Le nouveau rapport du Fonds international de développement agricole (FIDA) intitulé « Sending Money Home 2026. Beyond remittances: From lifeline to resilience – one family at a time » (Aider les siens en 2026. Les envois de fonds comme point de départ : de la survie à la résilience, famille par famille) publié ce 14 septembre portant sur les envois de fonds à la famille (IDFR) de 220 millions de personnes qui aident 1,1 milliard de proches, ont presque doublé en dix ans ; atteignant près de 729 milliards de dollars US en 2025.
Les envois de fonds à destination de pays à revenu faible ou intermédiaire ont atteint 728,6 milliards d’USD en 2025, montant plus de quatre fois supérieur à l’aide publique au développement mondiale cette année-là et plus élevé que les investissements étrangers directs réalisés dans ces pays, souligne un communiqué de presse du Fonds international de développement agricole (FIDA), daté du 11 juin 2026 signé depuis Rome par le Responsable de la communication et des médias à l’échelle mondiale, Alberto Trillo Barca.
Le nouveau rapport de l’institution financière internationale met en lumière le rôle important que jouent ces envois de fonds dans le soutien estimé aux familles, le renforcement de la résilience économique et la promotion de l’inclusion financière. Selon le rapport, 220 millions de migrants et de membres de la diaspora aident 1,1 milliard de proches, c’est-à-dire que les envois de fonds concernent au total environ une personne sur six dans le monde. Selon Alvaro Lario, le Président du FIDA, « les envois de fonds permettent aux familles de répondre à leurs besoins essentiels mais aussi d’accroître leur capital et leur résilience face aux chocs ».

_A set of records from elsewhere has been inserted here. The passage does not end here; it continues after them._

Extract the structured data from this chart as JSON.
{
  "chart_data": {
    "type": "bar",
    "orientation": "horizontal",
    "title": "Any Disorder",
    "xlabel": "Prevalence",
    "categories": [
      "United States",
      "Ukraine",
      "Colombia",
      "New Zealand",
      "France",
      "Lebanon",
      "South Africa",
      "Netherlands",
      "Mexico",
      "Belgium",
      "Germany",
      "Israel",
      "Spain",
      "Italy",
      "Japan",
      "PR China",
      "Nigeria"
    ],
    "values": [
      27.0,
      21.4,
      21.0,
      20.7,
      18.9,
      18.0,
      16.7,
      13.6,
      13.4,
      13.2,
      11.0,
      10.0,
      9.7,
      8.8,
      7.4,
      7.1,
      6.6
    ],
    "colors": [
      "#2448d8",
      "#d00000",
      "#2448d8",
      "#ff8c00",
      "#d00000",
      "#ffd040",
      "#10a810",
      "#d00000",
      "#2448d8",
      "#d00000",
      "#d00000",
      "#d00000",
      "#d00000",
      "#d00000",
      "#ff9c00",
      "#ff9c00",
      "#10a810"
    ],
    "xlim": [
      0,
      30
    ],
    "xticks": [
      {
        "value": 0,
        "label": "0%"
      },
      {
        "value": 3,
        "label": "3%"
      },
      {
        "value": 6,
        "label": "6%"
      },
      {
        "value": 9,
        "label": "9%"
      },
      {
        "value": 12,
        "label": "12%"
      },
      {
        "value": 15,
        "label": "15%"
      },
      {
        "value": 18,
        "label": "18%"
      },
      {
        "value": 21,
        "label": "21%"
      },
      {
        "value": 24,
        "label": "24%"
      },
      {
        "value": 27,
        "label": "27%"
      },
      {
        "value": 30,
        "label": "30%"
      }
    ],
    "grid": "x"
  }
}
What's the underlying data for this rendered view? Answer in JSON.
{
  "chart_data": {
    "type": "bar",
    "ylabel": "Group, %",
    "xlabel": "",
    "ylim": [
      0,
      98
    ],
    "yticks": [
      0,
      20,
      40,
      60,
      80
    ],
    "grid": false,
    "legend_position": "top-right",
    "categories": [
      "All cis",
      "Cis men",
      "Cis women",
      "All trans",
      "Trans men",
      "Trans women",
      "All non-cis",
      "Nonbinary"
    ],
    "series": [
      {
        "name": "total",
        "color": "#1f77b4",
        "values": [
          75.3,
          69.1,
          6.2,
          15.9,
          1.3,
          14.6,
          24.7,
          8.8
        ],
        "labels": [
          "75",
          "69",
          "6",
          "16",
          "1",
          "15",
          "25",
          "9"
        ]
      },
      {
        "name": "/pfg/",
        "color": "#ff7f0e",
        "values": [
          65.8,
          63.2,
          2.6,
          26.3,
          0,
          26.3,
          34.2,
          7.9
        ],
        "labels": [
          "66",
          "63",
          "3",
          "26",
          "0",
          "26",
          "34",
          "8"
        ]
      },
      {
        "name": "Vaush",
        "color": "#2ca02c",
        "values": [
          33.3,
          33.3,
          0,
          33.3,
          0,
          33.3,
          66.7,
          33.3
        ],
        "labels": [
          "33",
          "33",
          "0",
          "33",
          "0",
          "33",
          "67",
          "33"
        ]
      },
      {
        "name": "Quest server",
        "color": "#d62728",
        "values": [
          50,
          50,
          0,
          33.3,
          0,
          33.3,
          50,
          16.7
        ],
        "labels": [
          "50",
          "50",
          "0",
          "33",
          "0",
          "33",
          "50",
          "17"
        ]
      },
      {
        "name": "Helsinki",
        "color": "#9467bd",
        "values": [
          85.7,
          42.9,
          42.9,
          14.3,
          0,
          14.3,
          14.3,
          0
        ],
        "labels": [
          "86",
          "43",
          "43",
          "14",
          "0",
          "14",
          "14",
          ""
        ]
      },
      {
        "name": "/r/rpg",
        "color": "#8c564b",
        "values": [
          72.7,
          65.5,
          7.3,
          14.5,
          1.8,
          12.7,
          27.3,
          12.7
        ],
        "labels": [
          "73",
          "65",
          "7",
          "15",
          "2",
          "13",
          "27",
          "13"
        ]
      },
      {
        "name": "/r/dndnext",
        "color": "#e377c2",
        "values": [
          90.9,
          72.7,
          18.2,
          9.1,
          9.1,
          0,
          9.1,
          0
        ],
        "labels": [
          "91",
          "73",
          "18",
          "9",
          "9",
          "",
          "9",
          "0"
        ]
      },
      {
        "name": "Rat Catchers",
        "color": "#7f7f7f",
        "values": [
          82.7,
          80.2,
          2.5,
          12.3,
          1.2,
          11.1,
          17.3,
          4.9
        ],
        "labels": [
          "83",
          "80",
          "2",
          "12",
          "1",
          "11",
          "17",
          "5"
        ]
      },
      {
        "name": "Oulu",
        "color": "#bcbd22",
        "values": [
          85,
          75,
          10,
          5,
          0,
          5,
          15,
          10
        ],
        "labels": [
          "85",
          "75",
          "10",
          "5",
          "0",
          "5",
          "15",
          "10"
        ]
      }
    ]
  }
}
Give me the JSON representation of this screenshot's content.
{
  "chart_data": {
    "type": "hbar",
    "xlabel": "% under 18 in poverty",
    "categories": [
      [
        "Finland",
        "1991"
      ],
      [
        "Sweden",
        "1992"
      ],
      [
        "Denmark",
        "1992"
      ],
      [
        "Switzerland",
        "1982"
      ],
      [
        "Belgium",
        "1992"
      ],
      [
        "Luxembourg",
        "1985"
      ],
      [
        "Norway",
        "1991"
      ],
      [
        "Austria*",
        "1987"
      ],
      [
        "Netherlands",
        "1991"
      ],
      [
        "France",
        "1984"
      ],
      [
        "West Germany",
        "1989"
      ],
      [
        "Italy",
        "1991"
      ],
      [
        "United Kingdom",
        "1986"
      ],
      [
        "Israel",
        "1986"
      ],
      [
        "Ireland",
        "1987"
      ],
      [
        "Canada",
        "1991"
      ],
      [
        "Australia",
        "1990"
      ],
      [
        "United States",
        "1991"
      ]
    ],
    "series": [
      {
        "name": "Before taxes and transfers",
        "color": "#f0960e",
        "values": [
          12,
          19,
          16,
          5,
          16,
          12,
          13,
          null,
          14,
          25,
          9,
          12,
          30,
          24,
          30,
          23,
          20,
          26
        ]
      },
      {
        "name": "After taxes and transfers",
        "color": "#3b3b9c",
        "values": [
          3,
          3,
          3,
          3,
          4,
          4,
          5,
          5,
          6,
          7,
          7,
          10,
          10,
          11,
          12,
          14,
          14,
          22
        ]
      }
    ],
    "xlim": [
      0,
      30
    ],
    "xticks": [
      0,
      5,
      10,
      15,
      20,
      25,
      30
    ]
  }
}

En outre, le document explore la manière dont les politiques, les partenariats et les services financiers peuvent contribuer à renforcer l’impact des envois de fonds sur la résilience rurale, l’entrepreneuriat et l’emploi. Sous ce rapport, « l’utilité potentielle de cet instrument est maximisée lorsque les familles ont accès à des services financiers abordables et fiables et qu’elles disposent des connaissances, du choix et des solutions voulues pour utiliser leurs ressources selon leurs besoins et aspirations », a-t-il ajouté.
Le rapport indique « près d’un tiers des fonds envoyés par des personnes migrantes dans leur pays d’origine, soit environ 233 milliards d’USD, ont été reçus dans des zones rurales, où l’accès à l’emploi formel, aux services financiers et aux infrastructures publiques est souvent très difficile et où cet apport peut s’avérer décisif ». Selon le rapport, les familles destinataires de ces envois investissent environ 22 milliards d’USD chaque année dans les systèmes agroalimentaires ruraux, à l’appui de la production agricole, des entreprises rurales et de l’emploi.
Des transferts qui impactent la résilience des zones rurales, l’entrepreneuriat et l’emploi
Depuis 2016, le montant des envois de fonds, dont plus de la moitié sont aujourd’hui émis par voie numérique (réduction des frais de transfert) même si l’argent liquide reste très utilisé dans de nombreux circuits d’envois, a augmenté de 94% en 2025, croissance supérieure à celle de la population et à l’émigration dans les pays à revenu faible ou intermédiaire.
Le rapport montre que, « ces dix dernières années, les envois de fonds sont restés l’une des principales sources de financement des ménages à l’échelle mondiale, et l’une des plus régulières, et ont permis aux familles de répondre à leurs besoins essentiels, de gagner en résilience et d’investir pour l’avenir, même en temps de crise ».
Qui plus est, « Les envois de fonds destinés aux zones rurales ne bénéficient pas seulement aux ménages destinataires, mais aussi aux économies du territoire, profitant ainsi aux entreprises, à l’emploi et aux systèmes alimentaires locaux », a déclaré Alvaro Lario.
« Pour des millions de familles rurales, ces fonds peuvent être un premier pas vers l’épargne et l’assurance et vers un emprunt adapté. Ils peuvent aussi ouvrir un parcours de résilience aux chocs économiques et climatiques. Cela s’accompagne bien souvent d’un élargissement des perspectives, de sorte que la migration cesse d’être un impératif. ». Le document suggère également que « certaines mesures de politiques publiques peuvent être prises pour renforcer l’impact des envois de fonds en matière de résilience, d’inclusion financière et de possibilités économiques tout en montrant que cet instrument de financement privé ne peut pas se substituer à l’investissement public, à la protection sociale ou au financement de l’action climatique ».
Enfin, le rapport invite les pouvoirs publics, les autorités de réglementation, les institutions financières et les partenaires de développement « à rendre les transferts moins coûteux et plus transparents, à mieux servir les zones rurales, à renforcer les capacités financières et numériques et à élargir l’accès des familles à l’épargne, à l’assurance et à des solutions appropriées de crédit et d’investissement ».